Consider the dependency pair problem (P, R), where P consists of
p1: __#(__(X,Y),Z) -> __#(X,__(Y,Z))
p2: __#(__(X,Y),Z) -> __#(Y,Z)
and R consists of:
r1: __(__(X,Y),Z) -> __(X,__(Y,Z))
r2: __(X,nil()) -> X
r3: __(nil(),X) -> X
r4: and(tt(),X) -> activate(X)
r5: isList(V) -> isNeList(activate(V))
r6: isList(n__nil()) -> tt()
r7: isList(n____(V1,V2)) -> and(isList(activate(V1)),n__isList(activate(V2)))

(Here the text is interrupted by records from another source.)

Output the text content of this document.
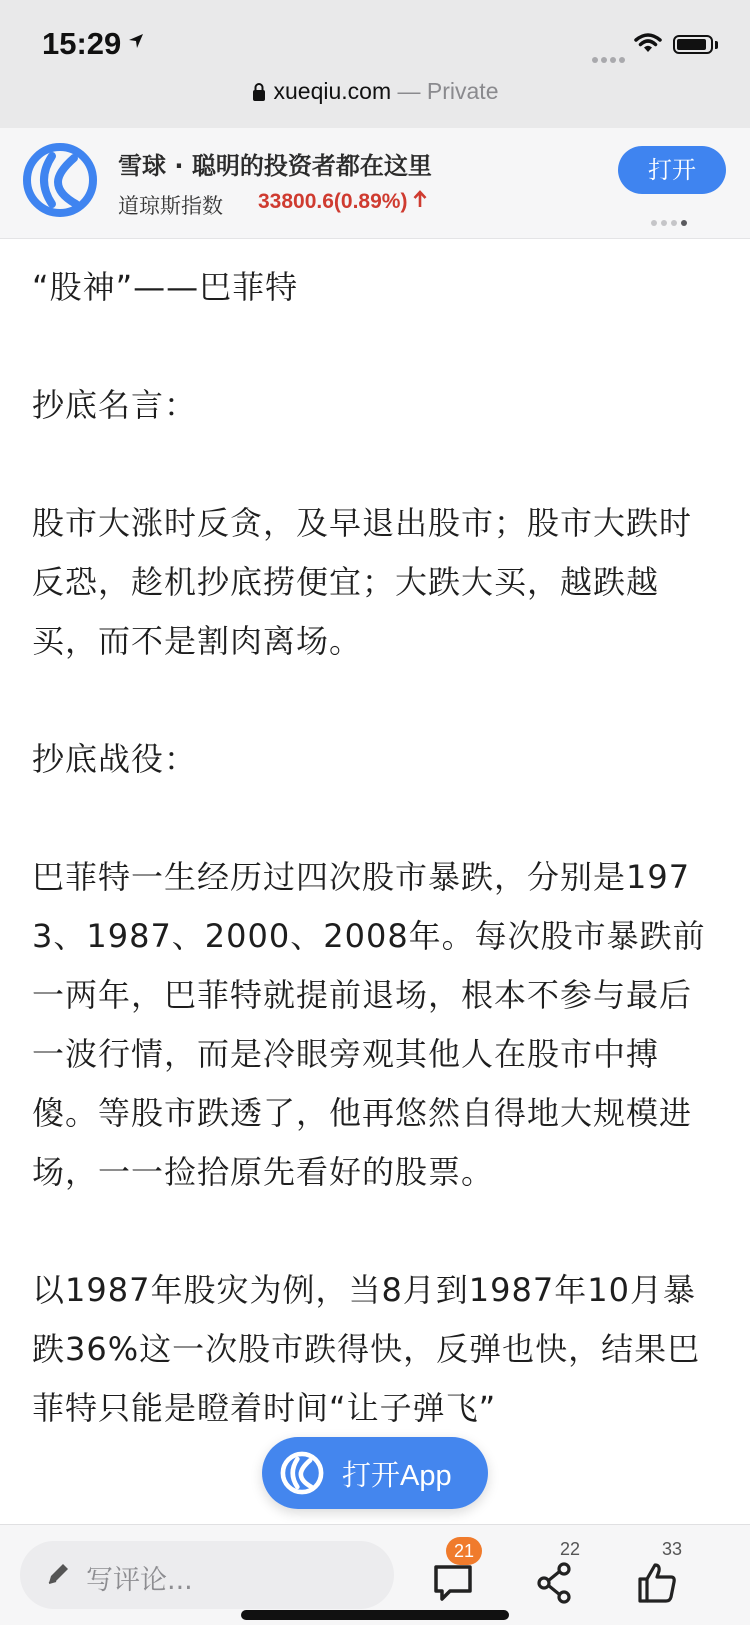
15:29
xueqiu.com — Private
雪球 · 聪明的投资者都在这里
道琼斯指数 33800.6(0.89%)
打开

“股神”——巴菲特

抄底名言：

股市大涨时反贪，及早退出股市；股市大跌时反恐，趁机抄底捞便宜；大跌大买，越跌越买，而不是割肉离场。

抄底战役：

巴菲特一生经历过四次股市暴跌，分别是1973、1987、2000、2008年。每次股市暴跌前一两年，巴菲特就提前退场，根本不参与最后一波行情，而是冷眼旁观其他人在股市中搏傻。等股市跌透了，他再悠然自得地大规模进场，一一捡拾原先看好的股票。

以1987年股灾为例，当8月到1987年10月暴跌36%这一次股市跌得快，反弹也快，结果巴菲特只能是瞪着时间“让子弹飞”

打开App
写评论...
21	22	33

r8: isNeList(V) -> isQid(activate(V))
r9: isNeList(n____(V1,V2)) -> and(isList(activate(V1)),n__isNeList(activate(V2)))
r10: isNeList(n____(V1,V2)) -> and(isNeList(activate(V1)),n__isList(activate(V2)))
r11: isNePal(V) -> isQid(activate(V))
r12: isNePal(n____(I,n____(P,I))) -> and(isQid(activate(I)),n__isPal(activate(P)))
r13: isPal(V) -> isNePal(activate(V))
r14: isPal(n__nil()) -> tt()
r15: isQid(n__a()) -> tt()
r16: isQid(n__e()) -> tt()
r17: isQid(n__i()) -> tt()
r18: isQid(n__o()) -> tt()
r19: isQid(n__u()) -> tt()
r20: nil() -> n__nil()
r21: __(X1,X2) -> n____(X1,X2)
r22: isList(X) -> n__isList(X)
r23: isNeList(X) -> n__isNeList(X)
r24: isPal(X) -> n__isPal(X)
r25: a() -> n__a()
r26: e() -> n__e()
r27: i() -> n__i()
r28: o() -> n__o()
r29: u() -> n__u()
r30: activate(n__nil()) -> nil()
r31: activate(n____(X1,X2)) -> __(activate(X1),activate(X2))
r32: activate(n__isList(X)) -> isList(X)
r33: activate(n__isNeList(X)) -> isNeList(X)
r34: activate(n__isPal(X)) -> isPal(X)
r35: activate(n__a()) -> a()
r36: activate(n__e()) -> e()
r37: activate(n__i()) -> i()
r38: activate(n__o()) -> o()
r39: activate(n__u()) -> u()
r40: activate(X) -> X
The set of usable rules consists of
r1, r2, r3, r21
Take the reduction pair:
lexicographic combination of reduction pairs:
1. matrix interpretations:
carrier: N^2
order: standard order
interpretations:
__#_A(x1,x2) = ((1,1),(1,1)) x1 + x2
___A(x1,x2) = ((1,1),(1,1)) x1 + x2 + (1,1)
nil_A() = (1,1)
n_____A(x1,x2) = (0,0)
2. matrix interpretations:
carrier: N^2
order: standard order
interpretations:
__#_A(x1,x2) = ((0,1),(0,1)) x1 + ((1,0),(1,1)) x2
___A(x1,x2) = ((1,0),(1,1)) x1 + ((1,1),(0,0)) x2 + (1,2)
nil_A() = (1,1)
n_____A(x1,x2) = (2,3)
The next rules are strictly ordered:
p1, p2
We remove them from the problem. Then no dependency pair remains.